In humans, genetic KIR variation is documented for over 250 populations and mainly records allelic variation and differential haplotype distribution in relation to gene frequencies (47, 72). Similar observations were made for the different macaque populations. Genes that are shared in all three rhesus or four cynomolgus macaque populations mainly involved inhibitory KIR genes (Figs. 8, 9). The conserved nature of these genes suggests an impact on essential functions, such as NK cell education, a process for which the involvement of inhibitory KIR is well established in humans (73–75). The role of activating KIR in humans is less understood, but associations with disease progression or protection are described, and in vitro studies demonstrate specific binding to certain peptide–MHC class I complexes (76–81). In macaques, activating KIR genes were mainly identified in one or two populations and may substantiate more specialized functions, like pathogen recognition (Figs. 8, 9). For instance, Mamu-KIR3DSW18 is encountered only in Burmese rhesus macaques, and a similar observation was made for Mafa-KIR3DSW08 in the northern-mainland cynomolgus macaques. In addition, the majority of the KIR alleles appear not to be shared at the population level (Fig. 4). Again, this hints at a speedy generation of allelic polymorphism. For the Indian rhesus macaque population, a genetic bottleneck is evident (82), but it did not result in a reduced KIR gene content, which might indicate that the rapid evolution of the KIR repertoire erased the genetic footprint of a bottleneck.

Rhesus and cynomolgus macaques are widely used as preclinical models in translational biomedical research to further a better understanding of human diseases and the development of vaccines and therapies (34, 35). The genetic makeup of the different macaque species, however, can vary considerably and might potentially influence the outcome of studies. Even at the population level, a differential disease susceptibility has been reported: for example, in SIV/AIDS-related experiments in rhesus macaques of Indian and Chinese origin (36, 37, 83). It is possible that the KIR repertoire may be one of the factors that have an impact on disease outcome, as correlations between KIR gene content and disease phenotypes in humans (6) and macaques are documented (38, 39).

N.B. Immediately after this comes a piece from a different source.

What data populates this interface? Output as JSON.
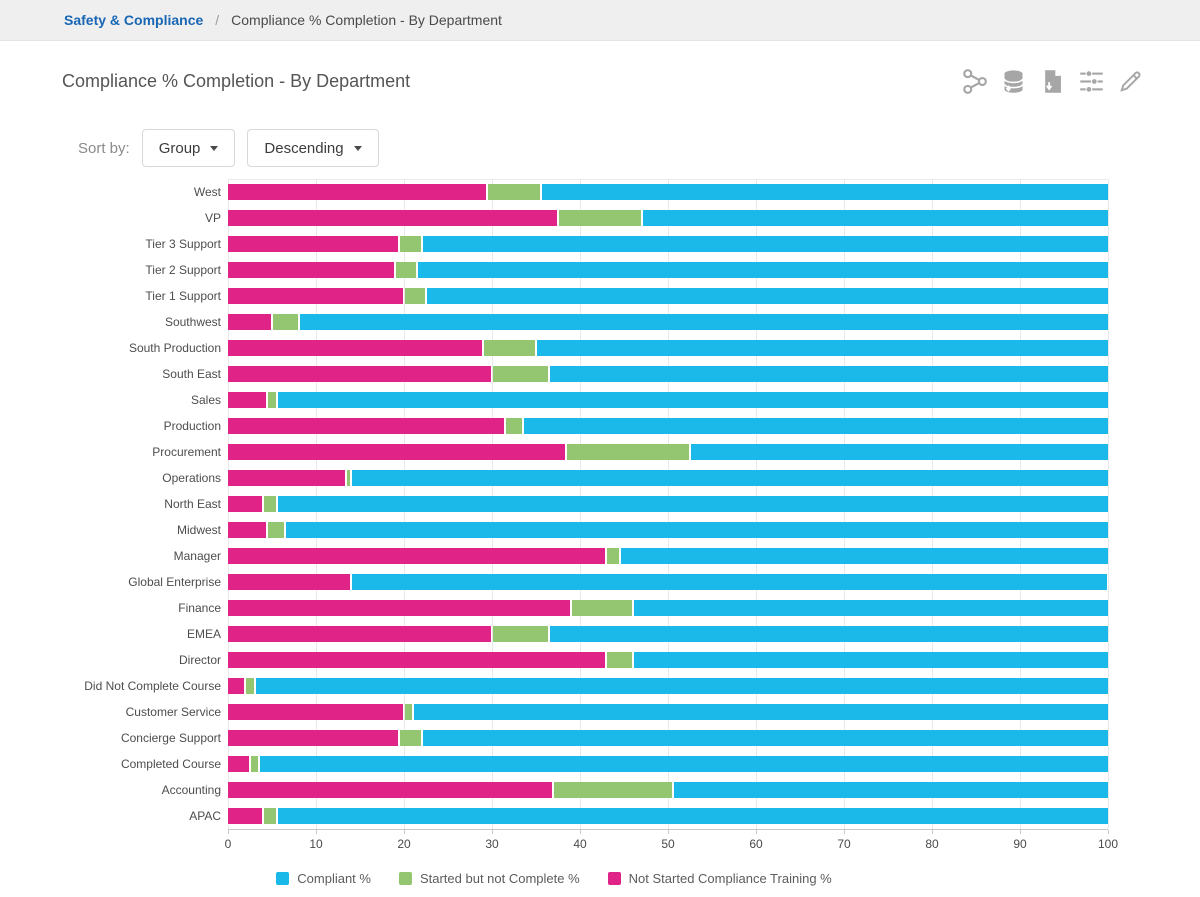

This study design, including rhesus and cynomolgus macaque families from different geographical origin, allowed the transcriptomic characterization of the complex KIR cluster. The high level of allelic polymorphism, the number of novel gene entities, the plastic haplotype architecture, and the diversification at the species and population levels illustrate the unparalleled rapid evolution of the KIR gene region in macaques. This communication paves the way to study the impact of KIR genes in NHP models for human health and disease, but also may help in selecting animals with particular genetic markers for studies in the area of personalized medicine.

We thank D. Devine for editing the manuscript and F. van Hassel for preparing the figures.

The authors have no financial conflicts of interest.